Rob Desisto

  • December 12, 2013
  • many-asses1I was literally gobsmacked and I had to re-read the post several times.  Gartner analyst Robert Desisto—who I don’t know at all—wrote a short post last week saying that today’s SaaS vendors, “will resist the move to ‘pay as you go’ because it will have a very big impact on their business model predictability” and become “legacy dinosaurs” as his headline said.

    But, but, but! I stammered to myself.  How can that be?  I have been researching and writing about this space for fourteen years.  I was the first analyst to cover Salesforce and a bunch of other early entrants, and one of the first people to have a practice dedicated to SaaS.  They all had pay as you go models, at least back then.  Did I miss something?

    One of the real challenges of running a subscription business, and this includes SaaS companies as well as the Dollar Shave Club, ZipCar, and all the other companies that jumped on the bandwagon, is that you have very different revenue flows that must be accounted for.  Companies like Zuora have built big businesses and attracted hundreds of millions of dollars in venture funding to build billing, payment, finance and accounting systems that cater to this massive industry.  Now along comes Gartner with the clear implication that the pay as you go model is not in fact alive and well?  I didn’t get it.  Still don’t.

    As a sanity check I contacted Tien Tzuo, CEO of Zuora, a subscription billing, payments and finance provider.  In his previous life Tzuo was CMO of Salesforce and at one point had the job of inventing a billing system for Salesforce that operated the way subscriptions run.  Here are some points from Tien.

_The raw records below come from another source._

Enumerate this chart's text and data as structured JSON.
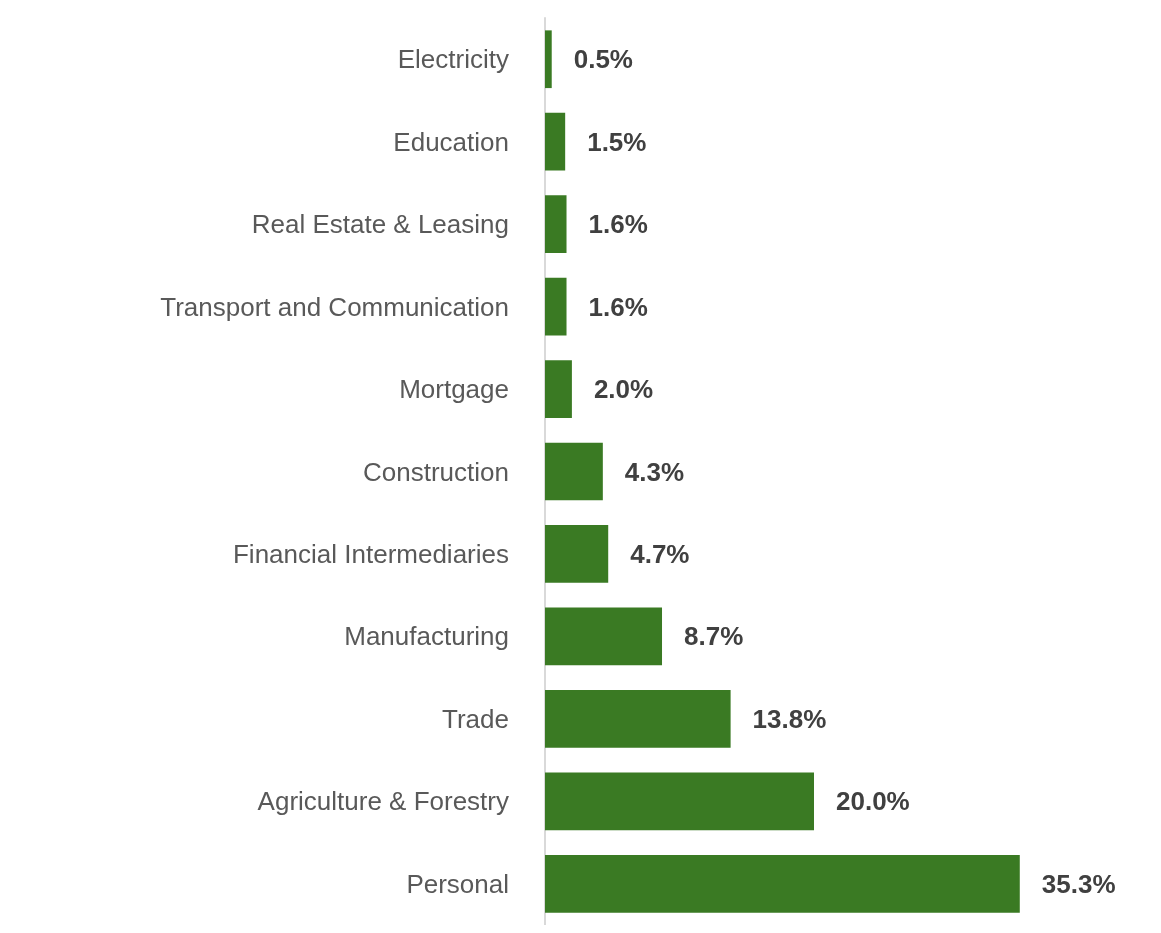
{
  "chart_data": {
    "type": "bar",
    "orientation": "horizontal",
    "categories": [
      "Electricity",
      "Education",
      "Real Estate & Leasing",
      "Transport and Communication",
      "Mortgage",
      "Construction",
      "Financial Intermediaries",
      "Manufacturing",
      "Trade",
      "Agriculture & Forestry",
      "Personal"
    ],
    "values": [
      0.5,
      1.5,
      1.6,
      1.6,
      2.0,
      4.3,
      4.7,
      8.7,
      13.8,
      20.0,
      35.3
    ],
    "value_labels": [
      "0.5%",
      "1.5%",
      "1.6%",
      "1.6%",
      "2.0%",
      "4.3%",
      "4.7%",
      "8.7%",
      "13.8%",
      "20.0%",
      "35.3%"
    ],
    "color": "#3a7a23"
  }
}
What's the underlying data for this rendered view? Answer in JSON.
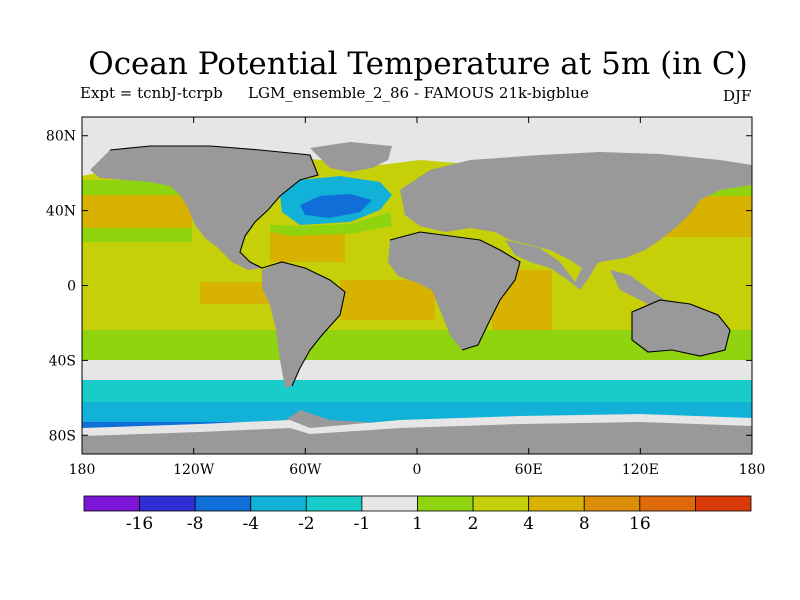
{
  "title": "Ocean Potential Temperature at 5m (in C)",
  "experiment": "Expt = tcnbJ-tcrpb",
  "run_name": "LGM_ensemble_2_86 - FAMOUS 21k-bigblue",
  "season": "DJF",
  "map": {
    "projection": "cylindrical equidistant",
    "lon_range": [
      -180,
      180
    ],
    "lat_range": [
      -90,
      90
    ],
    "land_color": "#999999",
    "sea_ice_color": "#e6e6e6",
    "coastline_color": "#000000"
  },
  "y_ticks": [
    {
      "lat": 80,
      "label": "80N"
    },
    {
      "lat": 40,
      "label": "40N"
    },
    {
      "lat": 0,
      "label": "0"
    },
    {
      "lat": -40,
      "label": "40S"
    },
    {
      "lat": -80,
      "label": "80S"
    }
  ],
  "x_ticks": [
    {
      "lon": -180,
      "label": "180"
    },
    {
      "lon": -120,
      "label": "120W"
    },
    {
      "lon": -60,
      "label": "60W"
    },
    {
      "lon": 0,
      "label": "0"
    },
    {
      "lon": 60,
      "label": "60E"
    },
    {
      "lon": 120,
      "label": "120E"
    },
    {
      "lon": 180,
      "label": "180"
    }
  ],
  "colorbar": {
    "colors": [
      "#7b16d6",
      "#2f2fd8",
      "#0f6ed8",
      "#12b1d8",
      "#18cdc9",
      "#e6e6e6",
      "#8fd40e",
      "#c6d008",
      "#d7b200",
      "#dc8e06",
      "#de6a0b",
      "#d93a08"
    ],
    "boundary_labels": [
      {
        "index": 1,
        "label": "-16"
      },
      {
        "index": 2,
        "label": "-8"
      },
      {
        "index": 3,
        "label": "-4"
      },
      {
        "index": 4,
        "label": "-2"
      },
      {
        "index": 5,
        "label": "-1"
      },
      {
        "index": 6,
        "label": "1"
      },
      {
        "index": 7,
        "label": "2"
      },
      {
        "index": 8,
        "label": "4"
      },
      {
        "index": 9,
        "label": "8"
      },
      {
        "index": 10,
        "label": "16"
      }
    ]
  }
}
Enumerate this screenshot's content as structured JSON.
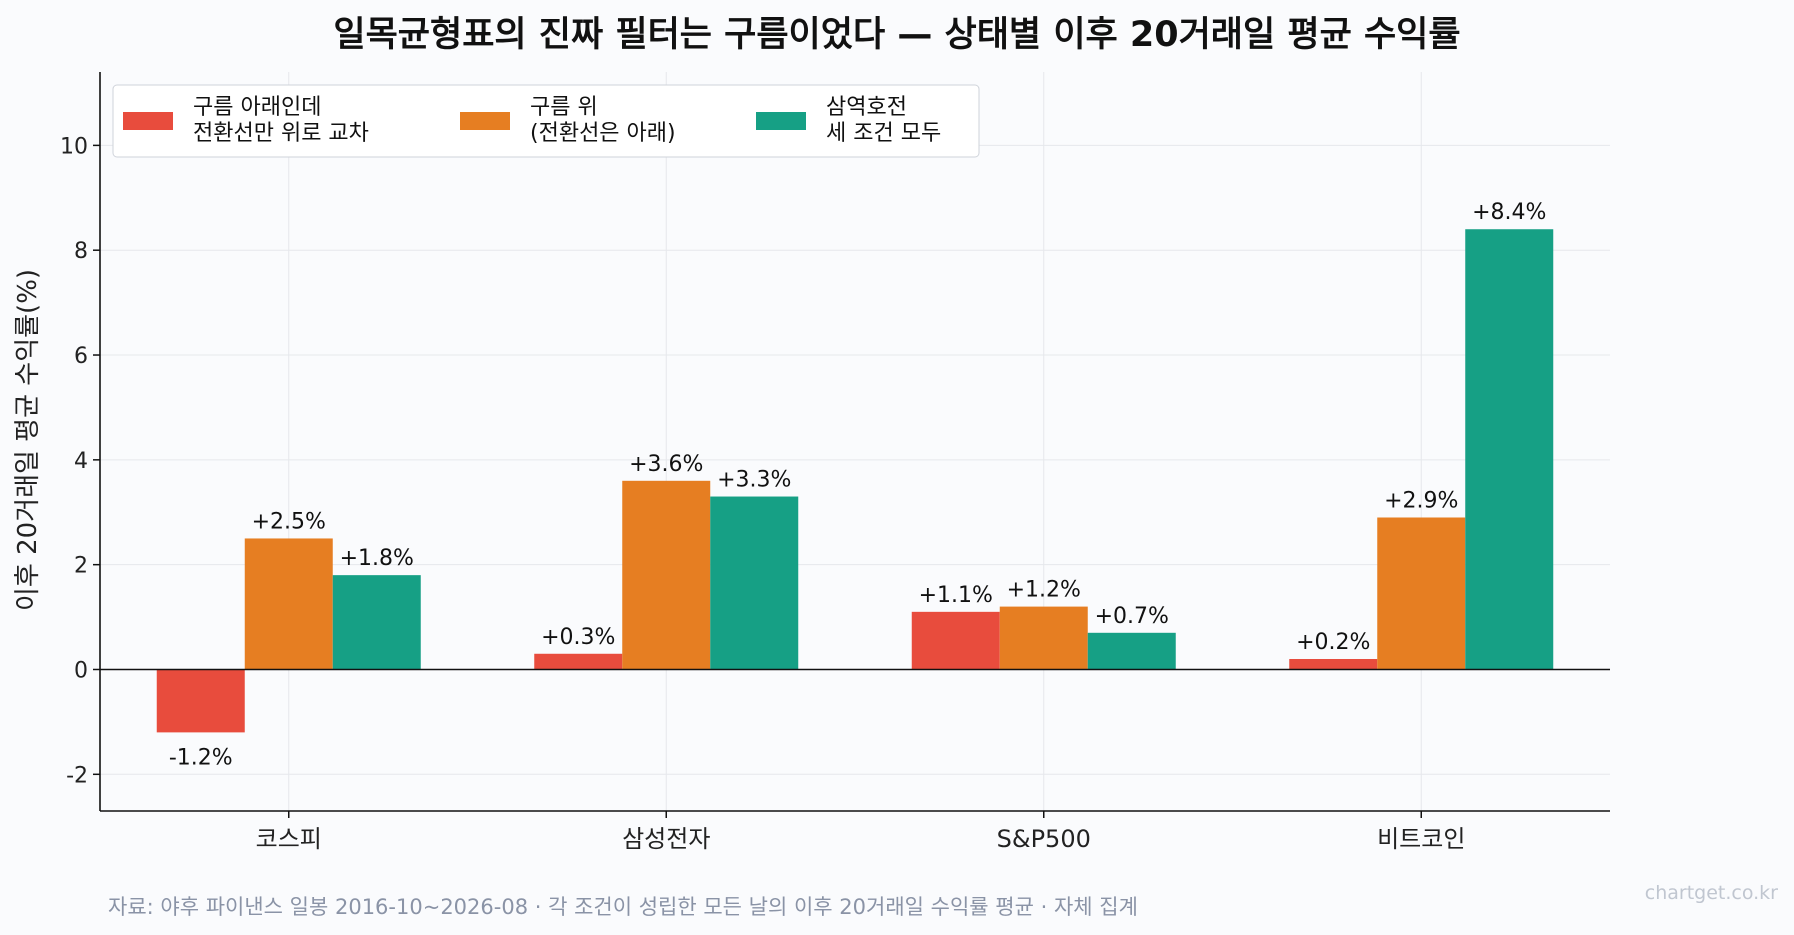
{
  "colors": {
    "series_below_cloud": "#e84c3d",
    "series_above_cloud": "#e67e22",
    "series_all_three": "#16a085",
    "grid": "#e6e8ec",
    "axis": "#111111"
  },
  "chart_data": {
    "type": "bar",
    "title": "일목균형표의 진짜 필터는 구름이었다 — 상태별 이후 20거래일 평균 수익률",
    "xlabel": "",
    "ylabel": "이후 20거래일 평균 수익률(%)",
    "ylim": [
      -2.7,
      11.4
    ],
    "yticks": [
      -2,
      0,
      2,
      4,
      6,
      8,
      10
    ],
    "ytick_labels": [
      "-2",
      "0",
      "2",
      "4",
      "6",
      "8",
      "10"
    ],
    "grid": true,
    "legend_position": "top-left",
    "categories": [
      "코스피",
      "삼성전자",
      "S&P500",
      "비트코인"
    ],
    "series": [
      {
        "name_lines": [
          "구름 아래인데",
          "전환선만 위로 교차"
        ],
        "color_key": "series_below_cloud",
        "values": [
          -1.2,
          0.3,
          1.1,
          0.2
        ],
        "labels": [
          "-1.2%",
          "+0.3%",
          "+1.1%",
          "+0.2%"
        ]
      },
      {
        "name_lines": [
          "구름 위",
          "(전환선은 아래)"
        ],
        "color_key": "series_above_cloud",
        "values": [
          2.5,
          3.6,
          1.2,
          2.9
        ],
        "labels": [
          "+2.5%",
          "+3.6%",
          "+1.2%",
          "+2.9%"
        ]
      },
      {
        "name_lines": [
          "삼역호전",
          "세 조건 모두"
        ],
        "color_key": "series_all_three",
        "values": [
          1.8,
          3.3,
          0.7,
          8.4
        ],
        "labels": [
          "+1.8%",
          "+3.3%",
          "+0.7%",
          "+8.4%"
        ]
      }
    ]
  },
  "footer": {
    "source": "자료: 야후 파이낸스 일봉 2016-10~2026-08 · 각 조건이 성립한 모든 날의 이후 20거래일 수익률 평균 · 자체 집계",
    "watermark": "chartget.co.kr"
  }
}
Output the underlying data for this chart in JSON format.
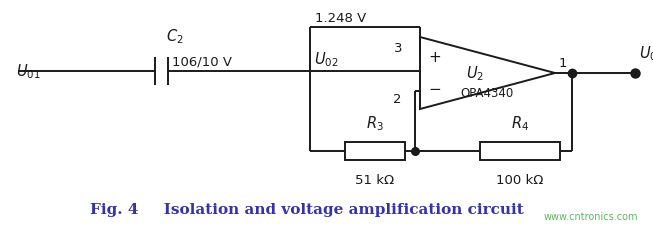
{
  "bg_color": "#ffffff",
  "line_color": "#1a1a1a",
  "fig_caption_bold": "Fig. 4",
  "fig_caption_normal": "    Isolation and voltage amplification circuit",
  "watermark": "www.cntronics.com",
  "caption_color": "#3333aa",
  "watermark_color": "#44aa44"
}
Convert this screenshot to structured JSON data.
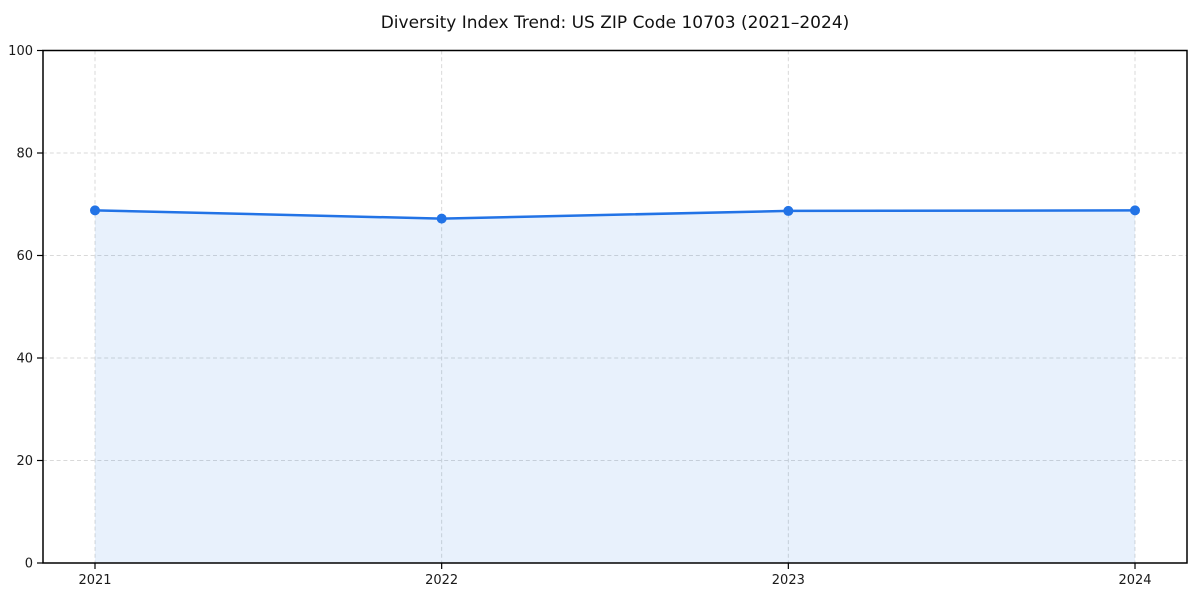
{
  "page": {
    "background": "#ffffff"
  },
  "chart_data": {
    "type": "line",
    "title": "Diversity Index Trend: US ZIP Code 10703 (2021–2024)",
    "categories": [
      "2021",
      "2022",
      "2023",
      "2024"
    ],
    "series": [
      {
        "name": "Diversity Index",
        "values": [
          68.8,
          67.2,
          68.7,
          68.8
        ]
      }
    ],
    "xlabel": "",
    "ylabel": "",
    "ylim": [
      0,
      100
    ],
    "yticks": [
      0,
      20,
      40,
      60,
      80,
      100
    ],
    "grid": true,
    "grid_style": "dashed",
    "legend_position": "none",
    "marker": "circle",
    "area_under_line": true,
    "colors": {
      "line": "#2273e6",
      "marker": "#2273e6",
      "area_fill": "#2273e6",
      "area_opacity": 0.1,
      "grid": "#d9d9d9",
      "axis": "#000000",
      "tick_text": "#1a1a1a",
      "title_text": "#111111"
    }
  }
}
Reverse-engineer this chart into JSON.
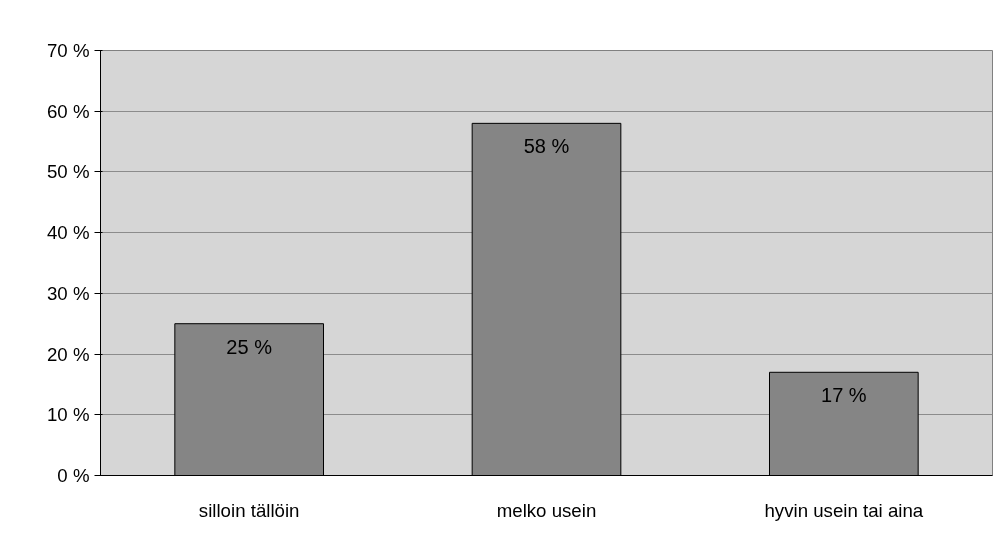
{
  "chart_data": {
    "type": "bar",
    "categories": [
      "silloin tällöin",
      "melko usein",
      "hyvin usein tai aina"
    ],
    "values": [
      25,
      58,
      17
    ],
    "value_labels": [
      "25 %",
      "58 %",
      "17 %"
    ],
    "color": "#858585",
    "ylim": [
      0,
      70
    ],
    "yticks": [
      {
        "value": 0,
        "label": "0 %"
      },
      {
        "value": 10,
        "label": "10 %"
      },
      {
        "value": 20,
        "label": "20 %"
      },
      {
        "value": 30,
        "label": "30 %"
      },
      {
        "value": 40,
        "label": "40 %"
      },
      {
        "value": 50,
        "label": "50 %"
      },
      {
        "value": 60,
        "label": "60 %"
      },
      {
        "value": 70,
        "label": "70 %"
      }
    ],
    "grid": "y"
  }
}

    • Just because some SaaS companies do three-year contracts that doesn’t make them enterprise software dinosaurs.  Every successful SaaS company realizes that keeping churn low is a core part of the model, and every successful SaaS company realizes that long term contracts do not equate to low churn—the only thing that truly reduces churn is to have strong adoption and customer success.  That’s why SaaS vendors invest in customer success while on premise software companies do not
    • Many SaaS companies actually don’t offer three-year contracts.  At Zuora, we see lots of companies with month-to-month models.  CDNs, cloud companies, API companies, point-of-sale systems—these industries all skew towards month-to-month.  Radian6 also had a month-to-month model.  The post also says doing three-year contracts makes SaaS companies vulnerable to other startups who choose to offer month-to-month … but there’s nothing to stop the SaaS vendor from changing their billing policy whenever they want. (my note: provided they have a product like Zuora that makes this easy to do the billing and accounting).
    • Customers don’t have to accept three-year contracts.  It’s naive to say that it’s the SaaS vendor that forces it on them—many companies actually prefer long term contracts once they are committed to the SaaS vendor, as this gets them the best price as well as longer-term price protection.  This can be a win-win scenario.
    • This does create havoc on revenue recognition.  Monthly billing makes billing messy but revenue recognition easier.  Annual or multi-year billing makes billing easy but revenue recognition very hard.  There’s no free lunch.

    It was such an odd thing to read.  It reminds me of some other chestnuts like, “If god wanted man to fly he would have given us wings,” or “We will never need telephones in England because we have such an abundant supply of messenger boys,” or “Someday every town will have a computer,” or my favorite, “640 KB is all the memory your computer will ever need.”  These are all such Luddite comments you just knew upon hearing them that they won’t stand the test of time.  Heck, this one didn’t survive a day before people started scratching their heads.

    Perhaps the last word on this comes from the most authoritative source—the marketplace.  On December 10, BrainSell, a Boston-based technology company announced it would offer an integrated solution of Intuit’s QuickBooks with bi-directional synch to Salesforce.  According to the press release, “What’s really great is that customers can get a Salesforce subscription from BrainSell with no contract, and the ability to pay month to month!”